Intermediate-Mass Black Hole
Science & Technology
19th Oct, 2021
Scientists from the Chennai Mathematical Institute and Ors. analyzed data from LIGO-VIRGO viewing centers and rated the fraction of Black Hole binary integration found so far demonstrating the potential for Intermediate-Mass Black Holes.
About Black Hole Merger
- It is the practice of merging two or more black holes.
- Indian scientists have already identified the combination of three large black holes.
- The combination of two or more black holes results in different types of black holes. For eg, Intermediate-Mass Black Holes and Binary Black Holes.
- The Intermediate-Mass black hole (IMBH) is a section of black hole weighing in the range 102-105 of the solar masses: much larger than the black holes but under the higher black holes.
- One of the theories of intermediate mass black hole formation has to do with ‘hierarchical growth’.
- That is, if the black holes exist among a dense cluster of stars, the remnant (black hole) of a merger can pair up with another black hole close by to form a binary. This can eventually merge to form a second remnant which is more massive. This process, happening in a hierarchical manner, can explain intermediate mass black hole formation.
- Gravitational Waves (GW) are created when two black holes rotate and merge.
Kick at the merger
- "Kick" is the opposite pressure received by a black hole left during a merger.
- It is a response to Gravitational Waves that removes equal energy and momentum during the merger.
- These kicks can be quite large, giving it speeds of up to 1000 kilometres per second.
- If this kick velocity is above the escape velocity of the star cluster in which the black hole is formed, it escapes from the environment and moves out. This hinders further hierarchical mergers.
- The extent of kicks received by the remnant can be calculated from the masses of black joint holes and their rotation. The kick estimates help understand which mergers have the possibility of forming Intermediate-Mass black holes.
- Dark holes occur when a giant star is attacked by a supernova towards the end of its lifetime. A black hole builds from the remains of the explosion..
- A point is made in the space where the matter is pressed to create a field of gravity where light does not escape.
- The concept was taught by Albert Einstein in 1915 and the term ‘black hole’ was coined by John Archibald Wheeler.
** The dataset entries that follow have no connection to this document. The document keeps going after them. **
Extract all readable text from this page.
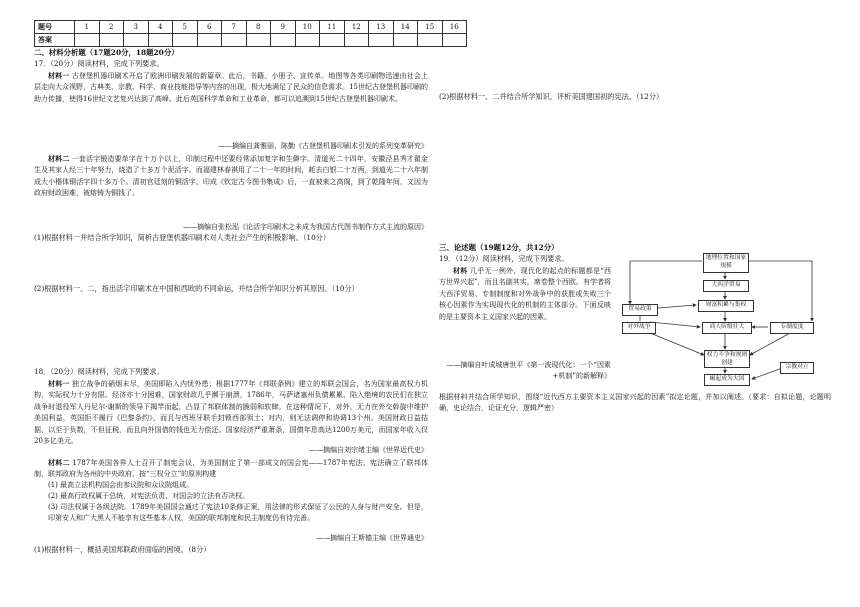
题号	1	2	3	4	5	6	7	8	9	10	11	12	13	14	15	16
答案																
二、材料分析题（17题20分，18题20分）
17．（20分）阅读材料，完成下列要求。
材料一 古登堡机器印刷术开启了欧洲印刷发展的新篇章。此后，书籍、小册子、宣传单、地图等各类印刷物迅速由社会上层走向大众视野，古典类、宗教、科学、商业技能指导等内容的出现，极大地满足了民众的信息需求。15世纪古登堡机器印刷的助力传播，使得16世纪文艺复兴达到了高峰。此后英国科学革命和工业革命，都可以追溯到15世纪古登堡机器印刷术。
——摘编自龚雅丽、陈勤《古登堡机器印刷术引发的系列变革研究》
材料二 一套活字锻造要单字在十万个以上，印制过程中还要经常添加复字和生僻字。清道光二十四年，安徽泾县秀才翟金生及其家人经三十年努力，烧造了十多万个泥活字。而福建林春祺用了二十一年的时间，耗去白银二十万两，到道光二十六年制成大小楷体铜活字四十多万个。清初官廷刻的铜活字，印成《钦定古今图书集成》后，一直被束之高阁，到了乾隆年间，又因为政府财政困难，被熔铸为铜钱了。
——摘编自张松泓《论活字印刷术之未成为我国古代图书制作方式主流的原因》
(1)根据材料一并结合所学知识，简析古登堡机器印刷术对人类社会产生的积极影响。（10分）
(2)根据材料一、二，指出活字印刷术在中国和西欧的不同命运，并结合所学知识分析其原因。（10分）
18．（20分）阅读材料，完成下列要求。
材料一 独立战争的硝烟未尽，美国即陷入内忧外患；根据1777年《邦联条例》建立的邦联会国会，名为国家最高权力机构，实际权力十分有限。经济亦十分困难，国家财政几乎濒于崩溃，1786年，马萨诸塞州负债累累、陷入绝境的农民们在独立战争时退役军人丹尼尔·谢斯的领导下揭竿而起，凸显了邦联体制的脆弱和软肆。在这种情况下，对外，无力在外交斡旋中维护美国利益，英国拒不履行《巴黎条约》，而且与西班牙联手封锁西部领土；对内，则无法调停和协调13个州。美国财政日益拮据，以至于负数，不但征税，而且向外国借的钱也无力偿还。国家经济严重萧条，国债年息高达1200万美元，而国家年收入仅20多亿美元。
——摘编自刘宗绪主编《世界近代史》
材料二 1787年美国各界人士召开了制宪会议，为美国制定了第一部成文的国会宪——1787年宪法。宪法确立了联邦体制，联邦政府为各州的中央政府，按“三权分立”的原则构建
(1) 最高立法机构国会由参议院和众议院组成。
(2) 最高行政权属于总统，对宪法负责，对国会的立法有否决权。
(3) 司法权属于各级法院。1789年美国国会通过了宪法10条修正案，用法律的形式保证了公民的人身与财产安全。但是，印第安人和广大黑人不能享有这些基本人权，美国的联邦制度和民主制度仍有待完善。
——摘编自王斯德主编《世界通史》
(1)根据材料一，概括美国邦联政府面临的困境。（8分）
(2)根据材料一、二并结合所学知识，评析美国建国初的宪法。（12分）
三、论述题（19题12分，共12分）
19．（12分）阅读材料，完成下列要求。
材料 几乎无一例外，现代化的起点的标题都是“西方世界兴起”，而且名副其实，席卷整个西欧。有学者将大西洋贸易、专制制度和对外战争中的获胜或失败三个核心因素作为实现现代化的机制的主体部分。下面反映的是主要资本主义国家兴起的因素。
——摘编自叶成城唐世平《第一波现代化：一个“因素+机制”的新解释》
根据材料并结合所学知识，围绕“近代西方主要资本主义国家兴起的因素”拟定论题，并加以阐述。（要求：自拟论题，论题明确，史论结合，论证充分，逻辑严密）
地理位置和国家规模
大西洋贸易
贸易政策
财富积累与集权
对外战争	商人阶级壮大	专制度度
权力斗争和规则创建
崛起成为大国
宗教对立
The black holes are usually in two categories
- One section of the Stellar black holes is between a few solar cells and dozens of solar cells. This is thought to have been formed by the death of giant stars.
- One section has very large black holes. This ranges from hundreds of thousands to millions of times the Sun from our Solar system. These are thought to be formed when two or more black holes meet.
- In April 2019, scientists at the Event Horizon Telescope Project released the first image of the Black Hole.